What I still haven't seen in is just 1 climate model that explains most of the observed current and historical data
The reality is that the world is too complex and weather too chaotic to come up with 1 model that you're going to be able to plug what we know of what happened in the weather into and get out a simulation that follows what actually happens. The proof of this is that weather forecasters are commonly completely wrong, and they're dealing with the best-quality records we've got (e.g. the extensive weather doppler radar network in the USA) and only have to make predictions about rainfall, temperature, and cloud coverage for a day or a week in advance.

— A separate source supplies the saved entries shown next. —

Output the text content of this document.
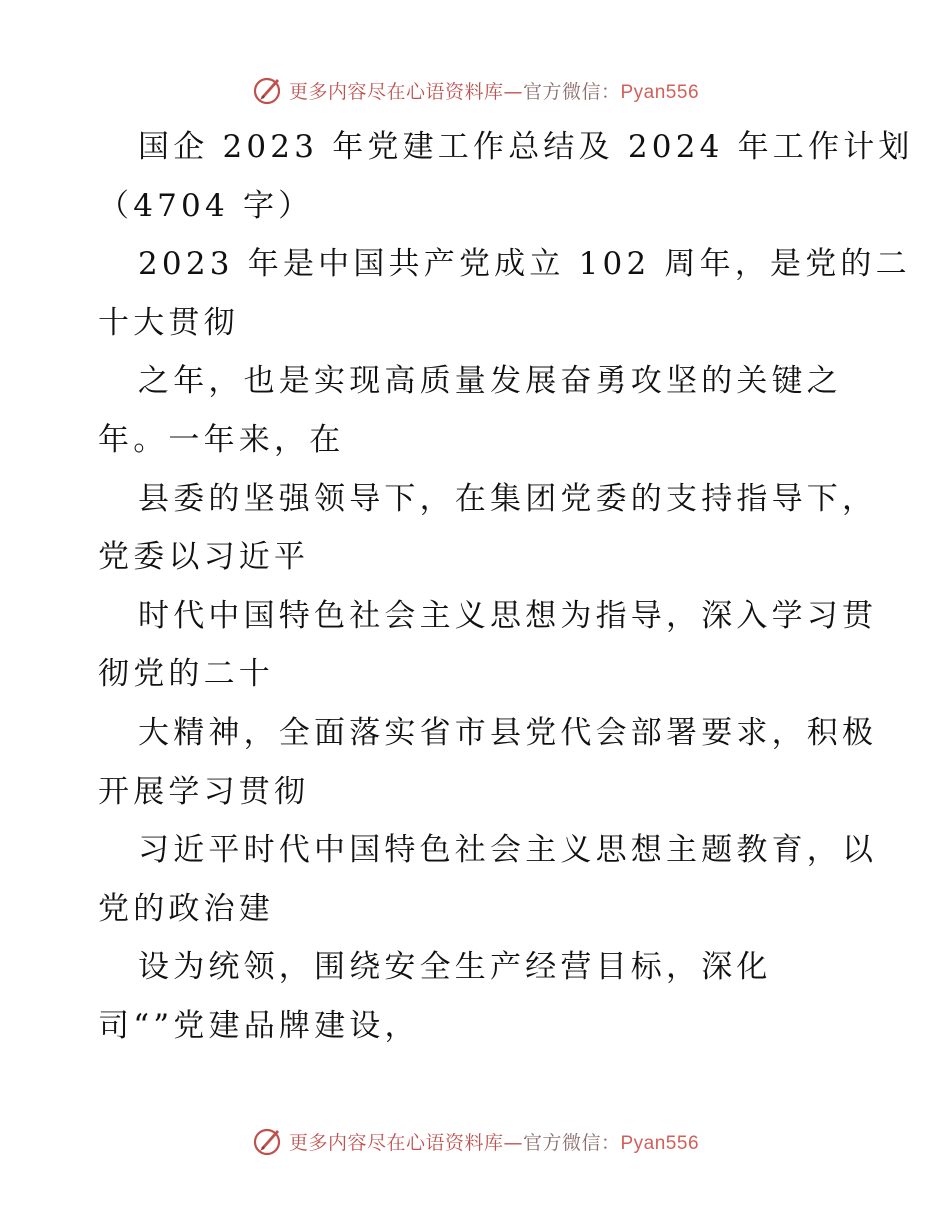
更多内容尽在心语资料库—官方微信：Pyan556
国企 2023 年党建工作总结及 2024 年工作计划
（4704 字）
2023 年是中国共产党成立 102 周年，是党的二
十大贯彻
之年，也是实现高质量发展奋勇攻坚的关键之
年。一年来，在
县委的坚强领导下，在集团党委的支持指导下，
党委以习近平
时代中国特色社会主义思想为指导，深入学习贯
彻党的二十
大精神，全面落实省市县党代会部署要求，积极
开展学习贯彻
习近平时代中国特色社会主义思想主题教育，以
党的政治建
设为统领，围绕安全生产经营目标，深化
司“”党建品牌建设，
更多内容尽在心语资料库—官方微信：Pyan556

Our maps are just barely up to the task of modeling global weather in the way that you want, where we get to make specific predictions. Our understanding of localized weather patterns is inadequate to the task. However, that still doesn't prevent us from being able to make broad, generalized predictions from what we know of physics. And given that what we do know broadly fits the global warming narrative which in turn agrees with what we know of physics, there's no particular reason to doubt the overall picture. The globe is warming, and we're doing things which physics says should warm it. There are natural mechanisms which will serve to bring the system back into balance, like for example spreading extent of sea ice, but these mechanisms have literally never had to clean up a mess like the one we've made and it's unclear whether we're going to make it through the reset process because we don't actually know what that looks like. We've perturbed the regular cycle that we could have expected to survive in a somewhat unpredictable way, but we can still make some predictions. Just as the world is not black-and-white in the way that denialists want it to be when they argue that it's colder where they are so there can't be global warming, our lack of complete certainty does not make us completely unable to make predictions. If it did, then we would never be able to do anything, because we often find that our understanding is superficial — yet our previous models still enabled us to make useful predictions.